As an MP of Palestinian descent- the very first, in fact- Moran says her background and life experiences have shaped her view of the part we must all play in helping those less lucky than us.
“It does make you appreciate the world in a different way”, says Moran. “We were taught to appreciate everything we had- as a refugee, my mother had almost nothing growing up and she had to develop enormous resilience.” Moran still has family in Palestine who are living in segregated circumstances, and says it’s “heartbreaking” to hear the stories from back home.
Her father’s job in the diplomatic service for the EU meant that Moran grew up living in war-torn countries like Ethiopia and Jordan. “Those very early memories were so important”, says Moran. “I remember when I was about five we were living in Ethiopia in the midst of its war with Eritrea. I was exposed to huge levels of poverty- literally on my doorstep- and constant military parades outside our house for months.
“I remember asking my father why this was happening, and he explained to me that the dictator who ruled at the time wanted to exert his own power and chose to spend money on tanks over feeding starving people.
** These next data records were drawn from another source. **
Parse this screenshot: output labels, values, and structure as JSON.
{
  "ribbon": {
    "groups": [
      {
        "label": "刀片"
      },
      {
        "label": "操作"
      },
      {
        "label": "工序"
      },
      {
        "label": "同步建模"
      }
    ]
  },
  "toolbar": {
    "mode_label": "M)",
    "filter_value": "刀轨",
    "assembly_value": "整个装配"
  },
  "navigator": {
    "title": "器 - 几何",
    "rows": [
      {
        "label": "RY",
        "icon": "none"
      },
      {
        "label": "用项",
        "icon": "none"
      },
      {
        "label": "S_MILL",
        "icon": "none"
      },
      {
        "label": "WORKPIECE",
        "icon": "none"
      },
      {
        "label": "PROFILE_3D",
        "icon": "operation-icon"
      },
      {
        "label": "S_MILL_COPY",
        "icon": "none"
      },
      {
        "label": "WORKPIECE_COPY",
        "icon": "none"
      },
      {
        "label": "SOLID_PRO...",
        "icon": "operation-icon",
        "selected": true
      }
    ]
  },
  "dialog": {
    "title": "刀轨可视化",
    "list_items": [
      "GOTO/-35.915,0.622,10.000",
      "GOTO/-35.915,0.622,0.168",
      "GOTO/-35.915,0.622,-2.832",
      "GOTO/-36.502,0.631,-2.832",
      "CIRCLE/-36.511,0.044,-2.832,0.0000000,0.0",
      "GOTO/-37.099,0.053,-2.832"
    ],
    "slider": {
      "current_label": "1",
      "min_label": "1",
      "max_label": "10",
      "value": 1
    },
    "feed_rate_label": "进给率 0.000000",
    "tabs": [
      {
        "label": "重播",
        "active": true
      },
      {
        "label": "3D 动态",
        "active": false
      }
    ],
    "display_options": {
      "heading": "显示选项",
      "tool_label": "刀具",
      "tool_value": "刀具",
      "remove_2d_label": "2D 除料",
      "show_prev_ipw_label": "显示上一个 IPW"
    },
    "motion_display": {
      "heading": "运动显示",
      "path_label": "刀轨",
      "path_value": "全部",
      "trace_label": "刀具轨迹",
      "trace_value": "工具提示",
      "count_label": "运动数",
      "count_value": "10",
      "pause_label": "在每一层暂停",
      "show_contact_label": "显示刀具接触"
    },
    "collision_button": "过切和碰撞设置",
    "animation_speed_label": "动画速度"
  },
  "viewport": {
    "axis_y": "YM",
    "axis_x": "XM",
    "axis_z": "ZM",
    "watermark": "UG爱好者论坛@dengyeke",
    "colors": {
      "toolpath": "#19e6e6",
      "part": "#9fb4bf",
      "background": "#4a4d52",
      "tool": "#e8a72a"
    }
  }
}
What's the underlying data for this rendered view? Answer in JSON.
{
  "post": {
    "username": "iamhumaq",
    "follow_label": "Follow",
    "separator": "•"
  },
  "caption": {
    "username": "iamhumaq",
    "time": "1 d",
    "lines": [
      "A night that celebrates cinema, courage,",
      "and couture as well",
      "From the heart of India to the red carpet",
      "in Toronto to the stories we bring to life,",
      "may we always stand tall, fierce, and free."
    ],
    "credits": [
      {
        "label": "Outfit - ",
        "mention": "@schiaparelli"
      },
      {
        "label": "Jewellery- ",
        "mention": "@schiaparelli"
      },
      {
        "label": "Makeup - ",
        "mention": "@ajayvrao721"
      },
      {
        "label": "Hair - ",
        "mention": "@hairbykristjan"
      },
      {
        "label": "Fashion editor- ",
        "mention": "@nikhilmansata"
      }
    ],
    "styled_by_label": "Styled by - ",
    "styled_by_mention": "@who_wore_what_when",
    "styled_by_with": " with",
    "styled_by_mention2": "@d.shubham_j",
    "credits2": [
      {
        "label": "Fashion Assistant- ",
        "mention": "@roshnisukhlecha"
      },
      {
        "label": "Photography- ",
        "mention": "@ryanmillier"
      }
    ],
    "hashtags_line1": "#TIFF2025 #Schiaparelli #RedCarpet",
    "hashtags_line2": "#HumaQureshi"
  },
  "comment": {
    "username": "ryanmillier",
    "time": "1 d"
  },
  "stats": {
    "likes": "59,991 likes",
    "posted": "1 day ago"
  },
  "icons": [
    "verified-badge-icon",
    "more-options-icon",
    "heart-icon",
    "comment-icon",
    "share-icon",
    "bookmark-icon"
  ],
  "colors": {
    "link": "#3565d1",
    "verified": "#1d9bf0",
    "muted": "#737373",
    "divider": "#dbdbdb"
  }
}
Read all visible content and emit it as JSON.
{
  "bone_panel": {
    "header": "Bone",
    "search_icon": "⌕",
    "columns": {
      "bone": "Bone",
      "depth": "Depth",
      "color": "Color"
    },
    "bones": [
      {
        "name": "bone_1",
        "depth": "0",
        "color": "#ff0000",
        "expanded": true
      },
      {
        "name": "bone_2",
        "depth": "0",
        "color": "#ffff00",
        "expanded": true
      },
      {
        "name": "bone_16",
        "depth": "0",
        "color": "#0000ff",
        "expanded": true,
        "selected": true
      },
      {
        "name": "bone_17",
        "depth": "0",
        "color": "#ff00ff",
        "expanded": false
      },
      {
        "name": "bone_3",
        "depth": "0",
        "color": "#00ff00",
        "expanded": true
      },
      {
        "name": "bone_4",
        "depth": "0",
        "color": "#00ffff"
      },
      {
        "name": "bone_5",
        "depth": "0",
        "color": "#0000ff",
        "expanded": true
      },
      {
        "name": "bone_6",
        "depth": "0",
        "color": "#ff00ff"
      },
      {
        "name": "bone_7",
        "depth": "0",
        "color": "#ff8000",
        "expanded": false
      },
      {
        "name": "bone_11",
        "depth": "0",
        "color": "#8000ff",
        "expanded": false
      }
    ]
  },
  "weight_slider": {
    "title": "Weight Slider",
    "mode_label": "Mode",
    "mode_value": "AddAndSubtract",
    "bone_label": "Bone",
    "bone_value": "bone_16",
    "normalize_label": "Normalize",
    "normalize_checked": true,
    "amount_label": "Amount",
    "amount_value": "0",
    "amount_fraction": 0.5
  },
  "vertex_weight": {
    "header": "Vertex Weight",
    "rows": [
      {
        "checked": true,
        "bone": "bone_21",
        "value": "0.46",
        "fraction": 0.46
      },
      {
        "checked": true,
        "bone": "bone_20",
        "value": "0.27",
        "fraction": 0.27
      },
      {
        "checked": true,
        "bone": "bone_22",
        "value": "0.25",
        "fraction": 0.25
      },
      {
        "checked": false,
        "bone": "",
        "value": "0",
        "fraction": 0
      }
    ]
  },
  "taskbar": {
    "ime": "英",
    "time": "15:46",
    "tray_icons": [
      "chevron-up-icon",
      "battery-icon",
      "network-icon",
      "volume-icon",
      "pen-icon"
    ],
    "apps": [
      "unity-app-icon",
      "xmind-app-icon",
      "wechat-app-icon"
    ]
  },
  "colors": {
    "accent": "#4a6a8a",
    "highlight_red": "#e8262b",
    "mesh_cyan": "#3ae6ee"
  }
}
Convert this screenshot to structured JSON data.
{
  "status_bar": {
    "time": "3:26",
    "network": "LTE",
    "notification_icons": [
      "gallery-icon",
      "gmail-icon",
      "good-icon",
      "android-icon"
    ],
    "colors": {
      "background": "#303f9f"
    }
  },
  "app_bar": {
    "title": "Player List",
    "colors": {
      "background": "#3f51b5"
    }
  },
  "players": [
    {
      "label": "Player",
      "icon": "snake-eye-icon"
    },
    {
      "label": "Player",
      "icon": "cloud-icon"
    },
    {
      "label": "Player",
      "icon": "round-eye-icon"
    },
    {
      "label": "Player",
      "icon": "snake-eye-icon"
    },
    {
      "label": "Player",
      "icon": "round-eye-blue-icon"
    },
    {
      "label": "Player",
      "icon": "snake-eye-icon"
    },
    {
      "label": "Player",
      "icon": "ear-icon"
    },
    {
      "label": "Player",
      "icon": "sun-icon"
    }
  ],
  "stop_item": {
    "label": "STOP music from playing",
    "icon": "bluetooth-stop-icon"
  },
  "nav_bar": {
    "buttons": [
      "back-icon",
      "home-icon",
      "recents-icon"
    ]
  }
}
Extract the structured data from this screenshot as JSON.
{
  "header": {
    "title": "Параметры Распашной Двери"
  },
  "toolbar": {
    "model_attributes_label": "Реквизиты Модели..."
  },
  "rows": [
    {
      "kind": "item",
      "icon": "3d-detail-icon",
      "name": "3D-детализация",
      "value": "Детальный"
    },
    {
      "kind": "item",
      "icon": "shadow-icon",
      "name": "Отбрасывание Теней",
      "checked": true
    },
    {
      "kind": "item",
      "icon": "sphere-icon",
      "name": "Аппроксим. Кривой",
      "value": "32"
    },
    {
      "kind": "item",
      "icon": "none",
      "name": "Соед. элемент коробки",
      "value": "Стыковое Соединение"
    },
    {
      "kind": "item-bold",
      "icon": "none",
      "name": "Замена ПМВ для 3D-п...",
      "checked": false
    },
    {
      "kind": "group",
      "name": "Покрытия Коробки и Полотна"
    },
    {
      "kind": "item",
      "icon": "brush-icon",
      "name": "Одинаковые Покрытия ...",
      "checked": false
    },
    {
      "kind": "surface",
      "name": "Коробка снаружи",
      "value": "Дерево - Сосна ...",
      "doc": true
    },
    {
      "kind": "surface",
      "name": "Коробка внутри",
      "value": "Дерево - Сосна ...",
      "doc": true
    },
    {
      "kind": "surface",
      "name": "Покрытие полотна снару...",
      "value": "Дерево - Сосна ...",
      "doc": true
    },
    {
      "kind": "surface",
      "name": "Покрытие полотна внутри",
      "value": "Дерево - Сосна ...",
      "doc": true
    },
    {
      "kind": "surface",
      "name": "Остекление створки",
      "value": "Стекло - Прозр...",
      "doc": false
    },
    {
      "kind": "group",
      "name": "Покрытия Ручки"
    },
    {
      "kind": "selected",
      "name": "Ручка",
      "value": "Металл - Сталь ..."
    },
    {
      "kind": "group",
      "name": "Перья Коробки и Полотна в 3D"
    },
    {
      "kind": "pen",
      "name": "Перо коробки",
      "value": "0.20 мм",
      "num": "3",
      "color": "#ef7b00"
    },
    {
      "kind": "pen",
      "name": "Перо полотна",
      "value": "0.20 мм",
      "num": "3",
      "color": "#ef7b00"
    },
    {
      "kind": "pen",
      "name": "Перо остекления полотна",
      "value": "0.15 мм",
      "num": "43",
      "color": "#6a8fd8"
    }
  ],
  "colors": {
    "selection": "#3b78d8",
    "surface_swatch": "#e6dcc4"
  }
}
It became a huge driving force on why I care so much about these issues.
“You can talk about geopolitical shifts and you can speak philosophically and esoterically about world politics, but in the end it all comes down to real people. I keep those individuals in the front of my mind- that’s my motivation and everything else stems from there.”
I point out to Moran that if an unintended causality of Covid-19 has been reduced attention to world issues, then a welcome one might be that it forces us recognise the importance of thinking laterally rather than locally. But she says the way the UK government has approached the vaccine roll-out has only served to highlight our innately “insular” nature: “We haven’t appreciated that no one is safe until everyone is safe. There are parts of the UK where 50% of people are vaccinated- which is an extraordinary achievement- but there are places in the world where not even a handful of health care workers have had the jab.
“It’s important that we help to tackle the world’s problems together. It beggars belief that the government isn’t listening.”